What advice would you give to the development community in Miami when it comes to applying the principles of sustainable and resilient thinking to their particular business models? I would just prove it’s good for business. Listen, if your retailer can do business while it’s raining in a heavy way and people feel it’s comfortable, then that small business owner is going to have a higher survival rate.

Where do you see climate risks entering into the development process? When we’re thinking about our community and the recurring rain events and shocks, which are, in the short and medium term, as much or even more impactful than sea level rise, what we want to do are assessments of the infrastructure in a given neighborhood. And I think that those assessments are going to take into account what the future of that neighborhood looks like. In my world, I think I’m not only looking at the neighborhood, I’m not only looking at my site and what I’m building, but I’m actually looking at the neighborhood and saying, all right, what are the infrastructure needs and how can I help guide or be a catalyst to be able to create the revenues necessary in order to solve that infrastructure problem?

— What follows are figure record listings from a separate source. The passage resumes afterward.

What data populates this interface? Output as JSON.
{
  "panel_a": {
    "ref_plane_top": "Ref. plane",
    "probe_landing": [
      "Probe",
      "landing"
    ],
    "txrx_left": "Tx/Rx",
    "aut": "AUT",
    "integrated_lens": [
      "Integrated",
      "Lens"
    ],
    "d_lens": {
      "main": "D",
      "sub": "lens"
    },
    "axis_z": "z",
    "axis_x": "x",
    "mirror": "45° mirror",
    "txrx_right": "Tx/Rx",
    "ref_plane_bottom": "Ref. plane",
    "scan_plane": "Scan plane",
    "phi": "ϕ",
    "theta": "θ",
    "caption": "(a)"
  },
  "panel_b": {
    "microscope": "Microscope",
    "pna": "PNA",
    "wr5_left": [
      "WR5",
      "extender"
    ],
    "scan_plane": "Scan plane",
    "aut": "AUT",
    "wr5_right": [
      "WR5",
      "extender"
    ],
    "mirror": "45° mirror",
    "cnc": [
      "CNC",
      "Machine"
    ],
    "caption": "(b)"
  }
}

Do you see climate risks entering into the financial side of the development equation? I don’t see me wanting to invest in North Carolina. I don’t see me wanting to invest in Boston, D.C. or New York. When you look at all the risks and you look at our city and our ability to create revenues and really attract population, it’s just a unique place. It’s got international demand and national demand and local demand, and this transition to urbanization. I think the business opportunity to build in a climate-friendly way is staring right at us. So it’s not a risk it’s an opportunity. I think climate does come into that equation, but it’s not in the perspective that people don’t want to invest in our city. They’re just investing in assets that have different characteristics, and it’s our job to develop things that meet those characteristics.

—This interview was edited and condensed for clarity.